No doubt it does. I walk my dogs early every morning and I see first hand the mess caused by litter, during holiday times especially. I have also become aware of a dramatic and noticeable increase in the amount of plastic I am finding on the beaches. I pick it up as I go so I am well aware of how it is increasing.
Being part of a small community also makes me super aware of the impact our business has on the area. I would be horrified to find a Steampunk take away cup on the beach! Through our reusable cup campaign we have gotten our usage of reusables up to 30% of our takeaways. We want to get this number even higher. Also, because we live in a small community, we can share what we are doing—and why—more easily with our customers.
How does your green coffee sourcing reflect your eco values?
We work with Falcon Specialty and Nordic Approach because we respect their ethical and transparent approach to their sourcing. They give us great information about the growers whose beans we are buying and we can see if they are using sustainable methods, improving their own environmental footprints.
Is it possible, in your opinion, to be a truly "green" coffee roaster, in spite of all the challenges that exist throughout the supply chain? How does one go about this?
I’m not sure it is possible to be truly green in any sort of industry that involves shipping products halfway across the world. I guess we should all be making dandelion tea if we want to be truly green as we should only really consume what we can produce hyper locally.
But I think there is a case to be made for trying to improve our current system while we are working within it. I think we will convert more people to understand why drinking less, better quality coffee is better if we can share knowledge of the system and offer realistic alternatives. That is why it is so important to me that we are friendly, open and accessible. We will win more people over that way than we would by suggesting everyone currently drinking plastic cups of frappuccino should switch to home grown dandelion tea.
That is also why we have not taken the stance of refusing to do take away coffee. We think we can convert more people to an understanding of the importance of reusables if we keep offering a discount for using them and charging for disposables. We also make a point of collecting our used cups for composting, pointing out to customers that if they end up in landfill they won’t break down. We think in this way we can make more people waste aware.
What's the next environmental challenge that Steampunk is going to address?
This month we are looking at waste. We are looking at both ends, trying to reduce waste that is produced by giving people ideas of how to lead a more sustainable life, putting them in touch with local initiatives, businesses and services that can help (refill schemes, suppliers of zero waste items) and also looking at the impact of too much waste by hosting a community litter pick.
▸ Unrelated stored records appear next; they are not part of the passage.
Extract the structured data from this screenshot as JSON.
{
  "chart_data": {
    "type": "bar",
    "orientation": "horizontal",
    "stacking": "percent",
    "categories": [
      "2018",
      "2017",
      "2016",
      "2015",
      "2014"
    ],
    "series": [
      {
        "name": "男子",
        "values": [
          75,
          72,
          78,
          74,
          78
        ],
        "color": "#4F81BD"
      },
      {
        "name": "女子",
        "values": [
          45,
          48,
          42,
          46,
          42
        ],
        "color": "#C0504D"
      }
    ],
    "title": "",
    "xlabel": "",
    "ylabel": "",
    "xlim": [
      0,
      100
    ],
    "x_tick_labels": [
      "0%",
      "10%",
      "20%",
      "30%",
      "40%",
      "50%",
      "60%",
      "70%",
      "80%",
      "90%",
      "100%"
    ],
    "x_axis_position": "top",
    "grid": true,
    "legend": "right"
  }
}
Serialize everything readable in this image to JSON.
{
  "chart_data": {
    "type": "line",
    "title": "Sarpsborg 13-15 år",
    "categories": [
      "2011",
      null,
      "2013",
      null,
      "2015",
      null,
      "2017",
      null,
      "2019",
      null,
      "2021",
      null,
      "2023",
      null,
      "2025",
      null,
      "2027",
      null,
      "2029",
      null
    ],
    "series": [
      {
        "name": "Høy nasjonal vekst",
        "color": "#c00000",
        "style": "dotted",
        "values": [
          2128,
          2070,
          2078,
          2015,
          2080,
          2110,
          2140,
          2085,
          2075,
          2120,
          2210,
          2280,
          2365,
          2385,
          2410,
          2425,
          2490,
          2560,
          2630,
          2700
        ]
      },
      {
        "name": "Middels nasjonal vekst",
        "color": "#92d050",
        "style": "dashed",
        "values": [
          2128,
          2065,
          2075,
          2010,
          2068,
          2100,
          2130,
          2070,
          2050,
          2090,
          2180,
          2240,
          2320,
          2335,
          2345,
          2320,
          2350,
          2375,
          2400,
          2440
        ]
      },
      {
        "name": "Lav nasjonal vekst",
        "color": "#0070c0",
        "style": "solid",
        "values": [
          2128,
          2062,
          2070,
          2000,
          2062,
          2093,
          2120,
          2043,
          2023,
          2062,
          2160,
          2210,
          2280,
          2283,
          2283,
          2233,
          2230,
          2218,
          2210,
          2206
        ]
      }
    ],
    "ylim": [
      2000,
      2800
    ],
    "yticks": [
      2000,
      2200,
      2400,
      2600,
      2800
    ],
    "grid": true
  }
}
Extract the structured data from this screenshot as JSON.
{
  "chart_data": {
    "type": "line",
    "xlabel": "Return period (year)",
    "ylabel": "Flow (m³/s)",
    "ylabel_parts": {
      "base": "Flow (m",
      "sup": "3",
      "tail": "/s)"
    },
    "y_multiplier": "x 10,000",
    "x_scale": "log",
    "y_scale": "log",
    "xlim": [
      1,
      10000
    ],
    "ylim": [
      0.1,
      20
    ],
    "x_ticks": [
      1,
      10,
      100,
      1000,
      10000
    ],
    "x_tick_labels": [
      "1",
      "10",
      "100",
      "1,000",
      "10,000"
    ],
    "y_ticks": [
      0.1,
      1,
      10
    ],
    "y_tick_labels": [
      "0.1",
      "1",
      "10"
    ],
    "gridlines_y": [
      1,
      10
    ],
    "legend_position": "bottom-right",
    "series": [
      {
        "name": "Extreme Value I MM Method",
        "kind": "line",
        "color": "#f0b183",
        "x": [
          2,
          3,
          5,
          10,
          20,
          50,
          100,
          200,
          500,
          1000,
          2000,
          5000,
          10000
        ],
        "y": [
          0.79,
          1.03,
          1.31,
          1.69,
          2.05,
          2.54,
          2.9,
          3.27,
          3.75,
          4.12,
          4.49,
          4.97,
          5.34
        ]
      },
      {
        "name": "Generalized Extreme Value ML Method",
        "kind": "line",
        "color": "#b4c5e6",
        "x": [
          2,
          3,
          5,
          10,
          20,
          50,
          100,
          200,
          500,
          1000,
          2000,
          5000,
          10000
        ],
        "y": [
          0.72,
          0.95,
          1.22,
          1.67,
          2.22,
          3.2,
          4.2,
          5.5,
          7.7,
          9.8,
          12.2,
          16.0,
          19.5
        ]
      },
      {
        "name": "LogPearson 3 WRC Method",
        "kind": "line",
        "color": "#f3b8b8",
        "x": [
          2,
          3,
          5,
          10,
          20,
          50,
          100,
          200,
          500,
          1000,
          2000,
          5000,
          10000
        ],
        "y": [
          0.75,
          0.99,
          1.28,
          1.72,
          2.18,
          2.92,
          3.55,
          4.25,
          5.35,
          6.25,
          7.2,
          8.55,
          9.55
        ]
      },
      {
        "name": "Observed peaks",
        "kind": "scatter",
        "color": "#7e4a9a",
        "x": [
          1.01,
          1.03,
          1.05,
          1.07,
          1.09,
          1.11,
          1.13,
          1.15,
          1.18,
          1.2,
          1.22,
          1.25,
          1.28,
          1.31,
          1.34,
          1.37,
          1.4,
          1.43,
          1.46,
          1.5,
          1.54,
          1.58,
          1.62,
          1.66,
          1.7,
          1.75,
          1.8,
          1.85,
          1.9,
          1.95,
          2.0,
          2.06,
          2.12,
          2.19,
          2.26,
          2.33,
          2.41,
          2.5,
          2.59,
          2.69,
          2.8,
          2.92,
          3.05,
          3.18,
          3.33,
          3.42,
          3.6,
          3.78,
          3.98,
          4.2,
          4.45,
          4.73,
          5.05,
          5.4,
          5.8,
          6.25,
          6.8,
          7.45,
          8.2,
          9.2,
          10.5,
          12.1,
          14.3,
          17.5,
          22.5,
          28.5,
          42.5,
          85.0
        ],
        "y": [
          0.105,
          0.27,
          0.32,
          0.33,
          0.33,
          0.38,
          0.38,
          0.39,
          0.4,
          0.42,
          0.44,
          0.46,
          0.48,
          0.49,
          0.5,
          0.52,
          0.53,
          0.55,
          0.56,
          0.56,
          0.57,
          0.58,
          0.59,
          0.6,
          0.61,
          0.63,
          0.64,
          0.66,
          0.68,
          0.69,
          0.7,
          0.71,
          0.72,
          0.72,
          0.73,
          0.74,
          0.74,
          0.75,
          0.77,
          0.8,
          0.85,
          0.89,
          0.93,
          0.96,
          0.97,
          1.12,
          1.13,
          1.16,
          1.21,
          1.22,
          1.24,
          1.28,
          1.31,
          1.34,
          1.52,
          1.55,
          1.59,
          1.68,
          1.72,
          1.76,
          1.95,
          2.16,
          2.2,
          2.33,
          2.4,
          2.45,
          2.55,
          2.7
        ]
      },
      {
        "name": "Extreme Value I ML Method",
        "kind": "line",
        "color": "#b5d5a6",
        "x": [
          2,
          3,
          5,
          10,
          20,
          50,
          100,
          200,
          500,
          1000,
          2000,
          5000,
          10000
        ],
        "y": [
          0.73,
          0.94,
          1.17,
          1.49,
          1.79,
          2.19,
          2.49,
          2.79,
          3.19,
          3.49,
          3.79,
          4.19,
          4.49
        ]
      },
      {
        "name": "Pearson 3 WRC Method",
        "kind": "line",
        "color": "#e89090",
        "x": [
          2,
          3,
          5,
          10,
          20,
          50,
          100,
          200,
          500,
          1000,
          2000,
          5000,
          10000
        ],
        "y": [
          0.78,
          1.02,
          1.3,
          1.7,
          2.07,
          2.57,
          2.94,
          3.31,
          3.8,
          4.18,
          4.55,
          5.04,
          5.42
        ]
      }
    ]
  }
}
Through all we do, we try to bring different people together—customers, other businesses, community groups. That is what coffee is the best at, bringing people together. It would be good to remember that coffee houses were traditionally places that folk came together to discuss important matters of the day and as such they were often disliked by the ruling elite as they gave a space where people could plan the changes they wanted to see in their society.
We are proud to continue in this tradition of challenging the status quo and encouraging change no matter how difficult or overwhelming it might seem.